The second front is external. The conflict between the United States, Israel, and Iran, which had caused Brent to exceed US$120 in March, began to resolve with the Islamabad Memorandum on June 17. The results are already visible in the numbers: crude closed at US$71.57 on July 1 and fell below US$71 the next day, its lowest level since late February. For an Argentina that is now a net energy exporter, the price of oil plays in two opposing directions: an expensive barrel improves the terms of trade and helps the BCRA accumulate reserves, but it raises fuel prices at the pump and, through that route, filters into all prices in the economy. One doesn't have to look far back to see it: inflation peaked at 3.4% in March, a direct consequence of the spike in barrel prices. The current decompression, then, alleviates the inflationary front even as it moderates that export tailwind —and for a government that has anchored itself in lowering inflation, it's a trade-off that works in its favor.

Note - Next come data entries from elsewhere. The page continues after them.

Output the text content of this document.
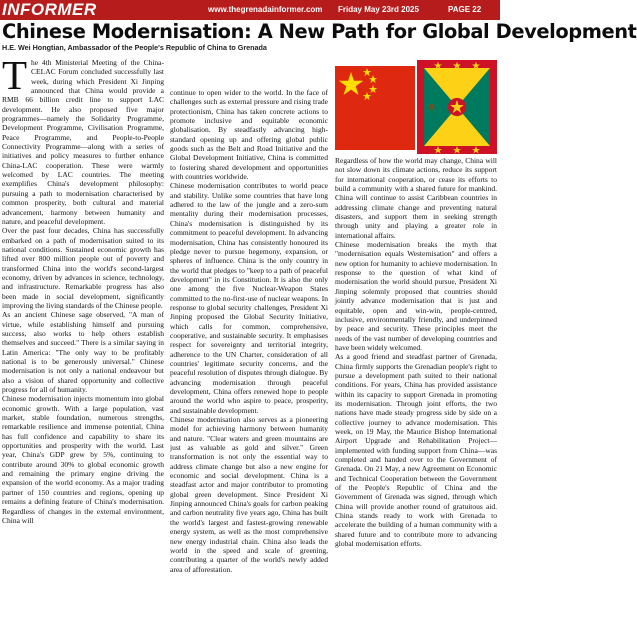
INFORMER	www.thegrenadainformer.com Friday May 23rd 2025	PAGE 22
Chinese Modernisation: A New Path for Global Development
H.E. Wei Hongtian, Ambassador of the People's Republic of China to Grenada
T he 4th Ministerial Meeting of the China-CELAC Forum concluded successfully last week, during which President Xi Jinping announced that China would provide a RMB 66 billion credit line to support LAC development. He also proposed five major programmes—namely the Solidarity Programme, Development Programme, Civilisation Programme, Peace Programme, and People-to-People Connectivity Programme—along with a series of initiatives and policy measures to further enhance China-LAC cooperation. These were warmly welcomed by LAC countries. The meeting exemplifies China's development philosophy: pursuing a path to modernisation characterised by common prosperity, both cultural and material advancement, harmony between humanity and nature, and peaceful development.

Over the past four decades, China has successfully embarked on a path of modernisation suited to its national conditions. Sustained economic growth has lifted over 800 million people out of poverty and transformed China into the world's second-largest economy, driven by advances in science, technology, and infrastructure. Remarkable progress has also been made in social development, significantly improving the living standards of the Chinese people.

As an ancient Chinese sage observed, "A man of virtue, while establishing himself and pursuing success, also works to help others establish themselves and succeed." There is a similar saying in Latin America: "The only way to be profitably national is to be generously universal." Chinese modernisation is not only a national endeavour but also a vision of shared opportunity and collective progress for all of humanity.

Chinese modernisation injects momentum into global economic growth. With a large population, vast market, stable foundation, numerous strengths, remarkable resilience and immense potential, China has full confidence and capability to share its opportunities and prosperity with the world. Last year, China's GDP grew by 5%, continuing to contribute around 30% to global economic growth and remaining the primary engine driving the expansion of the world economy. As a major trading partner of 150 countries and regions, opening up remains a defining feature of China's modernisation. Regardless of changes in the external environment, China will

continue to open wider to the world. In the face of challenges such as external pressure and rising trade protectionism, China has taken concrete actions to promote inclusive and equitable economic globalisation. By steadfastly advancing high-standard opening up and offering global public goods such as the Belt and Road Initiative and the Global Development Initiative, China is committed to fostering shared development and opportunities with countries worldwide.

Chinese modernisation contributes to world peace and stability. Unlike some countries that have long adhered to the law of the jungle and a zero-sum mentality during their modernisation processes, China's modernisation is distinguished by its commitment to peaceful development. In advancing modernisation, China has consistently honoured its pledge never to pursue hegemony, expansion, or spheres of influence. China is the only country in the world that pledges to "keep to a path of peaceful development" in its Constitution. It is also the only one among the five Nuclear-Weapon States committed to the no-first-use of nuclear weapons. In response to global security challenges, President Xi Jinping proposed the Global Security Initiative, which calls for common, comprehensive, cooperative, and sustainable security. It emphasises respect for sovereignty and territorial integrity, adherence to the UN Charter, consideration of all countries' legitimate security concerns, and the peaceful resolution of disputes through dialogue. By advancing modernisation through peaceful development, China offers renewed hope to people around the world who aspire to peace, prosperity, and sustainable development.

Chinese modernisation also serves as a pioneering model for achieving harmony between humanity and nature. "Clear waters and green mountains are just as valuable as gold and silver." Green transformation is not only the essential way to address climate change but also a new engine for economic and social development. China is a steadfast actor and major contributor to promoting global green development. Since President Xi Jinping announced China's goals for carbon peaking and carbon neutrality five years ago, China has built the world's largest and fastest-growing renewable energy system, as well as the most comprehensive new energy industrial chain. China also leads the world in the speed and scale of greening, contributing a quarter of the world's newly added area of afforestation.

Regardless of how the world may change, China will not slow down its climate actions, reduce its support for international cooperation, or cease its efforts to build a community with a shared future for mankind. China will continue to assist Caribbean countries in addressing climate change and preventing natural disasters, and support them in seeking strength through unity and playing a greater role in international affairs.

Chinese modernisation breaks the myth that "modernisation equals Westernisation" and offers a new option for humanity to achieve modernisation. In response to the question of what kind of modernisation the world should pursue, President Xi Jinping solemnly proposed that countries should jointly advance modernisation that is just and equitable, open and win-win, people-centred, inclusive, environmentally friendly, and underpinned by peace and security. These principles meet the needs of the vast number of developing countries and have been widely welcomed.

As a good friend and steadfast partner of Grenada, China firmly supports the Grenadian people's right to pursue a development path suited to their national conditions. For years, China has provided assistance within its capacity to support Grenada in promoting its modernisation. Through joint efforts, the two nations have made steady progress side by side on a collective journey to advance modernisation. This week, on 19 May, the Maurice Bishop International Airport Upgrade and Rehabilitation Project—implemented with funding support from China—was completed and handed over to the Government of Grenada. On 21 May, a new Agreement on Economic and Technical Cooperation between the Government of the People's Republic of China and the Government of Grenada was signed, through which China will provide another round of gratuitous aid. China stands ready to work with Grenada to accelerate the building of a human community with a shared future and to contribute more to advancing global modernisation efforts.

The third, and perhaps the most decisive for thinking about 2027, is the financial front. The Country Risk closed at 415 basis points on July 2, a low since April 2018, with a 27.3% drop in the semester. The BCRA's gross reserves reached a record US$48.004 billion, supported by 120 consecutive days of net purchases. And next Monday, July 6, Caputo will formally present a financial program that, according to his team, leaves "completely closed" the financing not only for 2026 but also for 2027 —the year in which, until recently, many anticipated a new scenario of exchange rate tension if the treasury could not find financing sources.
In addition, there is a disinflation that no one can dispute: 2.1% in May, the lowest figure in eight months, with June projected between 1.8% and 1.9% by private analysts.